On the other hand, there are some Stone touches that would be better left out. The narration at the end of the movie summing up the tragedy is almost as annoying as the narration at the end of the movie Platoon (Charlie Sheen telling about being sired by two men, one evil and one good). Also, Stone has never been particularly good at portraying women - they being merely the supporters or destroyers of the men that they are close to. There always seems to be a dimension missing in all of them. And Stone always romanticizes the working class male - who, in his movies, always works hard and never have a break. He frequently does this to the point of non-sense.
Most of my criticisms are quibbles. But it is tough to get away from the fact that a movie called World Trade Center tells us a story about what happened that day yet tells us little about why it happened. We get to know the characters that are injured in the tragedy. We don’t get any sort of approach to understanding the characters on the other side. And we don’t get any idea where Stone stands upon what happens next.

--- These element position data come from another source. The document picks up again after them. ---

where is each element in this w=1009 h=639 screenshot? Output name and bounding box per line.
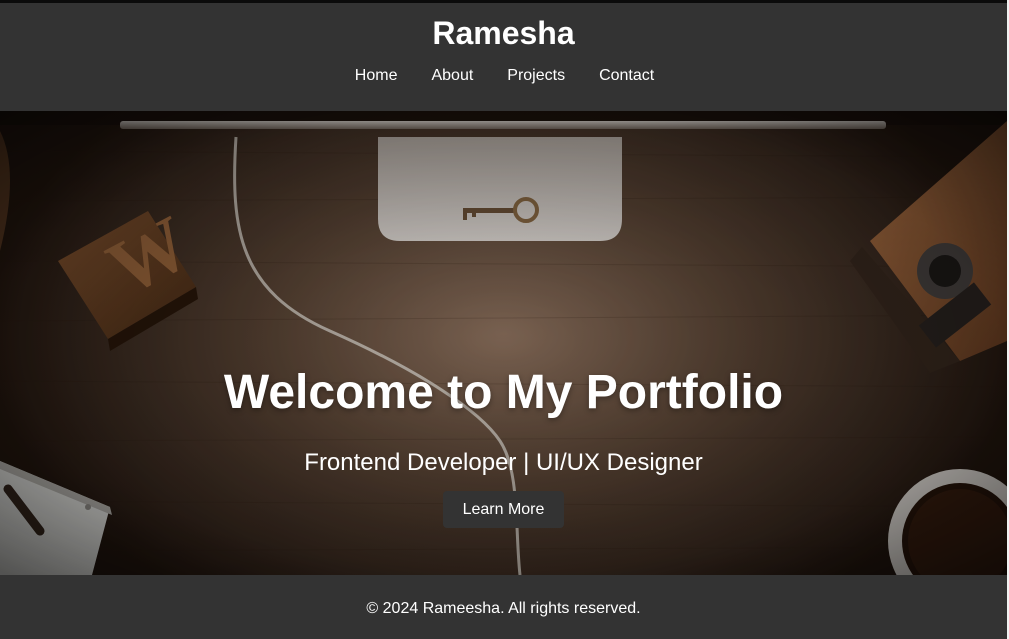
hero-subheading: Frontend Developer | UI/UX Designer xyxy=(304,449,703,476)
portfolio-page: Ramesha Home About Projects Contact Welc… xyxy=(0,0,1007,639)
main-nav: Home About Projects Contact xyxy=(0,67,1007,85)
copyright-text: © 2024 Rameesha. All rights reserved. xyxy=(366,600,641,617)
nav-link-home[interactable]: Home xyxy=(355,67,398,85)
hero-heading: Welcome to My Portfolio xyxy=(223,366,784,419)
learn-more-button[interactable]: Learn More xyxy=(443,491,564,528)
nav-link-contact[interactable]: Contact xyxy=(599,67,654,85)
site-title: Ramesha xyxy=(432,15,575,51)
hero-section: Welcome to My Portfolio Frontend Develop… xyxy=(0,111,1007,575)
nav-link-about[interactable]: About xyxy=(431,67,473,85)
site-header: Ramesha Home About Projects Contact xyxy=(0,0,1007,111)
nav-link-projects[interactable]: Projects xyxy=(507,67,565,85)
site-footer: © 2024 Rameesha. All rights reserved. xyxy=(0,575,1007,639)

Maybe no director, including Oliver Stone, could get a movie made in Hollywood that would delve deeply into the issues. The first real movie to do that may have to be brought out by an independent movie studio that’s willing to pay the price for adverse publicity. As it is, it’s difficult to imagine that this movie would have been significantly different if Ron Howard had directed it. Like United 93, this was a well-paced movie that tells a good but limited story of a tragic day. And it’s a story not so different from what we already saw on the news during the three or four days following September 11, 2001. It’s been five years since the tragedy, so we should be farther along than that.